Every year on Memorial Day weekend, athletes peddle up daunting mountain inclines from Durango to Silverton to take part in the tradition of the Iron Horse Bicycle Classic, now in its 47th year. The road to Silverton hasn’t changed, but after participating in a dozen races and spending over 11 years running the event, director Gaige Sippy has seen how Durango’s race of the year has evolved over time. Some of the planning components function like clockwork, but there are new nuances each year he has to pay attention to. We talked to Sippy about what those nuances are and find out how the Iron Horse has changed since he first started.

Is the Iron Horse something you work on year-round? Is it your full-time job?“It’s not a full-time job for me, but I do spend time throughout the year – all year – doing stuff with it.”

What else is it that you do? “I own my own business. I am in the rental properties business in New Mexico, so I spend a couple days a week traveling down to New Mexico, (and have) for well over 20 years. It’s interesting because the fact that my business isn’t here in Durango, it’s almost like it doesn’t exist sometimes for folks. I’ve traveled Highway 550 South a lot. Most people don’t know I have a business that is my primary source of income outside the Iron Horse.”

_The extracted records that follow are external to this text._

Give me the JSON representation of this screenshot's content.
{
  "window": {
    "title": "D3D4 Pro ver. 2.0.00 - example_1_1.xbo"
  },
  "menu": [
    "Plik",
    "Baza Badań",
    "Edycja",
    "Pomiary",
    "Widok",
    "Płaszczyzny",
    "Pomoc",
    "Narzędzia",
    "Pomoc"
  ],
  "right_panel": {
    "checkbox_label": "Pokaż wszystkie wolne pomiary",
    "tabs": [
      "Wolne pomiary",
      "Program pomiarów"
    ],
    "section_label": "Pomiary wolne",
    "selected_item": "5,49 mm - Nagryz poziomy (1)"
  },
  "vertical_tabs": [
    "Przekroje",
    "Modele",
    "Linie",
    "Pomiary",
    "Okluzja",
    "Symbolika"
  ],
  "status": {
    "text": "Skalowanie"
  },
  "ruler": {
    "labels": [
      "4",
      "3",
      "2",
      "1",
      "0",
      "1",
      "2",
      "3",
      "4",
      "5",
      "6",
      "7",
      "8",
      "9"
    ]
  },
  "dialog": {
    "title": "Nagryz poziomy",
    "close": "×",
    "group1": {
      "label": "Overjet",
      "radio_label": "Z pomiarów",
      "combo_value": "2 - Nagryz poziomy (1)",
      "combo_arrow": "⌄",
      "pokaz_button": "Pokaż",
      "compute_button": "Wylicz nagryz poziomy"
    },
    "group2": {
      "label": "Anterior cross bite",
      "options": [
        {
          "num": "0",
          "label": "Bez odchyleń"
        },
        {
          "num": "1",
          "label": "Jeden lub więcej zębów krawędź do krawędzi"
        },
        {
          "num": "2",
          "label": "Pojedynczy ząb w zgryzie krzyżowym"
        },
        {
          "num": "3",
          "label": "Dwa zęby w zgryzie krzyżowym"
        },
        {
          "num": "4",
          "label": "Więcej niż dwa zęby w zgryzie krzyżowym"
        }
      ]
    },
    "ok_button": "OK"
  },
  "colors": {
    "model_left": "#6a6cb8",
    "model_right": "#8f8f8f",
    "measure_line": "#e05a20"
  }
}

What are you listening to on your drive to New Mexico? “I listen to a plethora of things. I have satellite radio; I listen to that. Actually, it’s good from an Iron Horse perspective. I spend a lot of time thinking about details around the event, because when you have hours in the car to contemplate things, you can cover a lot of subjects, and I do find myself spending a lot of time planning new events and thinking about the Iron Horse.”

What are some of the components of the event that change each year?“I’ve been at it long enough now that one of the things that have changed throughout the years – even since I started – is the way we have to manage the increased amount of traffic in and around the Durango area. … That has changed significantly. If I look at the level of detail that we have to put together for traffic plans from when I started back in 2007 to what it looks like today in 2018, it’s unbelievably different.”

How different is it? “It’s tremendous. When the event grows, that adds traffic. Then, when you look at how much our community has changed since 2007 to now. Here’s an example: The amount of traffic-controlled furniture – signs, barricades, all that kind of stuff that went from being able to fit in one full-size pickup truck when I started. Now we have an entire traffic control company. We send semis to Silverton hauling pedestrian barricades. We didn’t do any of that in 2007.”

Will you share one of your favorite Iron Horse memories?“That is a tough question. There are a lot of great ones. A favorite of mine every year is to see someone make it to Silverton who didn’t think they could do it. We have those every year. Probably, one of my favorite (examples of that) – I was reached out to by a gentleman from Albuquerque, a veteran who lost his legs, and now rode a handcycle. He wanted to come to Durango and ride his handcycle to Silverton. …He was not going to make the road closure cutoff. We sweep riders from the road at 1:30. (For traffic reasons), we have to have everybody off the road. Well, he was the last guy in the train that day. Law enforcement held the road closed long enough for him to make it into Silverton. That was great to see him.

I literally watch him use his hydraulic lift to get his bike out of the back of the truck and get himself onto (the bike). I thought, ‘My lord! What an accomplishment!’ It’s hard enough to get to Silverton able-bodied, and for this gentleman to have gone through what he’s gone through, and for us to be able to accommodate him reaching his goal, there is nothing better than that. Every time I talk about it I get choked up.”